He let himself feel the sting and let it go. There wasn’t time for that right now.
“Thanks for being honest,” he said. “Now talk me through what you saw.”
Bree pulled in a slow breath. He watched her do that thing he’d seen on the balcony; sorting through impressions, lining them up like colors on a palette.
“While Heidi was yelling at the manufacturer rep, everyone’s attention was over there,” she said. “Marcus, the crew, some girls by the truck. Even the kid working on the chain stopped to watch. No one was looking at the bike you’ll actually be racing against.”
Hank’s muscles went tighter. “Marcus’s primary bike.”
She nodded. “Einstein was at it. He’d switched to earplugs, no big headphones. He opened a compartment along the inside of the frame, just under where the rider’s knee would sit. It’s not big; long and thin, like it was made for wiring. But I watched other guys wipe that area down. It was empty before.”
Hank pictured the Dragons’ main bike, the minimalist frame, the way they loved to brag about how clean it was. “Okay.”
“He pulled something from a tray. A cylinder.” She lifted one hand, thumb and fingers about three inches apart. “About this long. Metal. Dull silver. There was a small valve stem at one end with a hose already attached. It looked heavy when he shifted it; his glove dipped a little.”
“Gauge?” Hank asked.
“Yes.” Her eyes lit with the sharp relief of being understood. “A small gauge near the valve. He turned it, counted under his breath, then slid the cylinder into that channel. It fit too perfectly. Like it’d been designed to go there.”
Hank’s stomach went cold.
“Go on,” he said quietly.
“He laid the hose along the frame, pinning it under existing wiring so it looked like part of the loom,” she said. “Then he ran it up toward the front of the bike, under the tank. It came out again near the handlebars. He looped it around a bracket and connected it to a small device wired into the horn assembly.”
“The horn,” Hank repeated. His mind filled in the gaps. “Not the starter, not the kill switch. The horn.”
“He pressed the horn button once,” she said. “No sound. He adjusted something, pressed again. Still no sound, but the gauge on the cylinder flickered. He looked satisfied; then he closed up the frame so you’d never know anything was there unless you knew exactly where to look. He smoothed his hand over the metal, like he was proud of it.”
She stopped, breathing a little harder. “Everyone else was still watching Heidi. No one saw him. Except me.”
Hank stared at her for a second, his mind hauling years of mechanical knowledge and a decade of war stories into the same space.
Hidden cylinder. Pressurized. Hosed to the front. Horn-triggered. Gauge jump.
You want a hidden boost? You hide a shot of nitrous.

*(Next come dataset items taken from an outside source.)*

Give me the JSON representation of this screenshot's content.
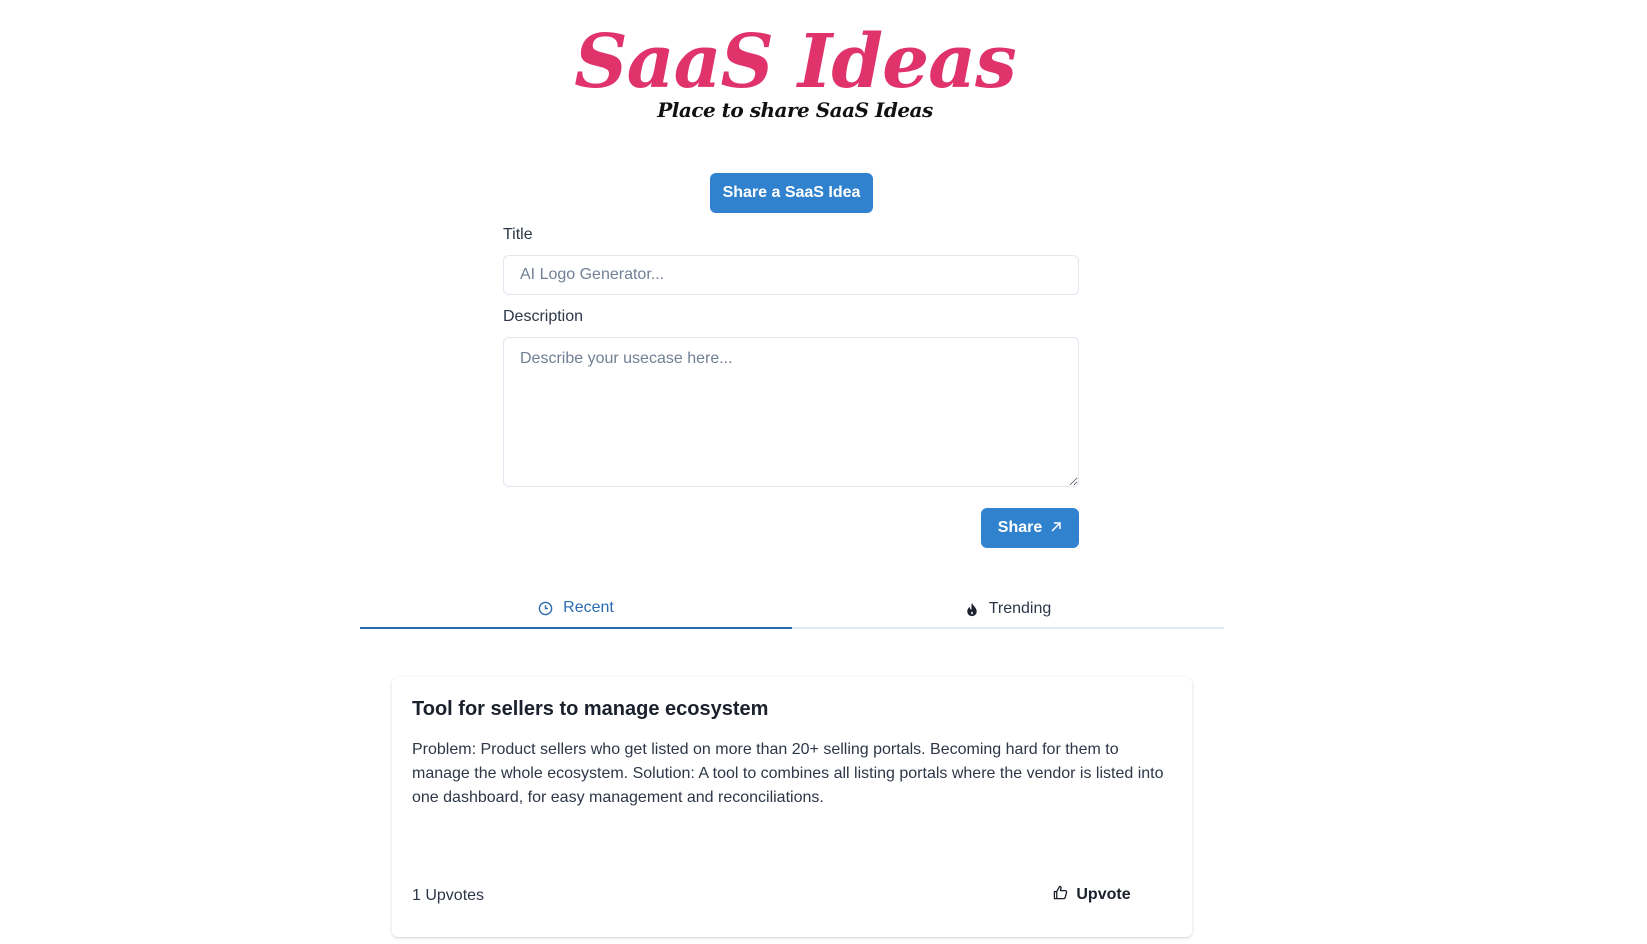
{
  "brand": {
    "title": "SaaS Ideas",
    "subtitle": "Place to share SaaS Ideas",
    "title_color": "#e0336b"
  },
  "form": {
    "open_button_label": "Share a SaaS Idea",
    "title_label": "Title",
    "title_placeholder": "AI Logo Generator...",
    "title_value": "",
    "description_label": "Description",
    "description_placeholder": "Describe your usecase here...",
    "description_value": "",
    "submit_label": "Share",
    "submit_icon": "arrow-up-right-icon"
  },
  "tabs": [
    {
      "label": "Recent",
      "icon": "clock-icon",
      "active": true
    },
    {
      "label": "Trending",
      "icon": "flame-icon",
      "active": false
    }
  ],
  "ideas": [
    {
      "title": "Tool for sellers to manage ecosystem",
      "description": "Problem: Product sellers who get listed on more than 20+ selling portals. Becoming hard for them to manage the whole ecosystem. Solution: A tool to combines all listing portals where the vendor is listed into one dashboard, for easy management and reconciliations.",
      "upvotes_text": "1 Upvotes",
      "upvote_button_label": "Upvote",
      "upvote_icon": "thumbs-up-icon"
    }
  ],
  "colors": {
    "primary": "#3182ce",
    "tab_active": "#2b6cb0"
  }
}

You trigger it off something no marshal will think to check.
His molars ground together.
“Son of a bitch,” he muttered.
Bree’s fingers curled tighter around the sketchbook. “You think it’s nitrous.”

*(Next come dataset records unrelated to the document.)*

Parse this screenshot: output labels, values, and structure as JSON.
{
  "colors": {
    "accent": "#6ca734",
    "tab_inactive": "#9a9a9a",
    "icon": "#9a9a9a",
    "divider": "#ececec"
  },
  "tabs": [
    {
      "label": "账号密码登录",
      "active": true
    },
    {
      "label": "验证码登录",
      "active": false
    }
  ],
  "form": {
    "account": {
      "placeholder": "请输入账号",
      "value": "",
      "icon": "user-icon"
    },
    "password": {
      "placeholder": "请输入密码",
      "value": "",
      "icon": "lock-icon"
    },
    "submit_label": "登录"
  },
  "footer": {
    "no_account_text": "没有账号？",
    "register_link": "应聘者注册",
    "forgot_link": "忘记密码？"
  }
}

“I can’t say for sure without looking at it, but it fits,” he said. “Pressurized gas, gauge, hose routing; using the horn as a trigger is smart if you’re a coward. No one expects the horn to do anything on track, and tech inspectors don’t always test buttons if they look wired right. You could hide a short burst in a straight and gain a couple of bike lengths. Easy.”
She swallowed. “Is that the kind of cheating Brian was talking about when he listed tricks?”

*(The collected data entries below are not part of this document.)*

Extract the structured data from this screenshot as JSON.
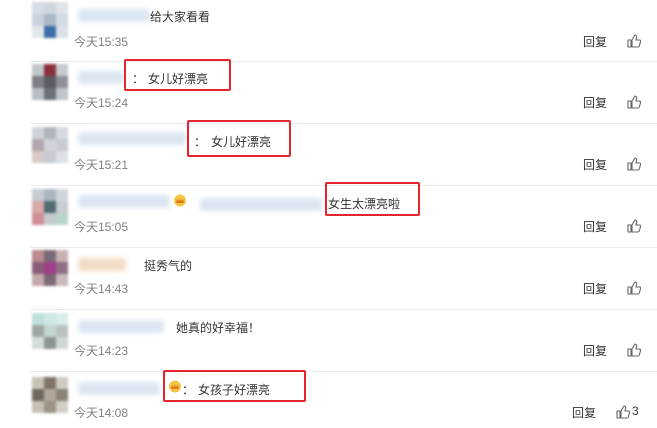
{
  "comments": [
    {
      "text": "给大家看看",
      "time": "今天15:35",
      "reply": "回复"
    },
    {
      "text": "女儿好漂亮",
      "time": "今天15:24",
      "reply": "回复"
    },
    {
      "text": "女儿好漂亮",
      "time": "今天15:21",
      "reply": "回复"
    },
    {
      "text": "女生太漂亮啦",
      "time": "今天15:05",
      "reply": "回复"
    },
    {
      "text": "挺秀气的",
      "time": "今天14:43",
      "reply": "回复"
    },
    {
      "text": "她真的好幸福！",
      "time": "今天14:23",
      "reply": "回复"
    },
    {
      "text": "女孩子好漂亮",
      "time": "今天14:08",
      "reply": "回复",
      "likes": "3"
    }
  ],
  "colon": "：",
  "icons": {
    "like": "thumbs-up-icon",
    "crown": "crown-icon"
  },
  "colors": {
    "highlight": "#e5242b",
    "time": "#808080"
  }
}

“Pretty much,” Hank said. “And if they’re running extra pressure in a frame not meant to hold it, or playing with timing maps to compensate, they could blow the whole thing apart.” His voice flattened. “You put unexpected stress on a structure at speed, it doesn’t just fail; it shatters.”
For a second, he wasn’t looking at Copper Moon’s pits at all; he was staring down at twisted metal and sand, at the aftermath of somebody else’s bad call. Smelling burnt rubber and worse.
He shoved the image away and focused on the woman in front of him.
“You did good, Bree,” he said. He kept his tone low and calm, even though his pulse had picked up. “You saw something nobody else saw.”
“Because they were watching the show,” she said. “That suit fight was deliberate, wasn’t it? A distraction.”
“My money says they’ve used that routine before,” Hank replied. “Heidi and Marcus throw a fit, everyone looks, Einstein plays surgeon in the corner.”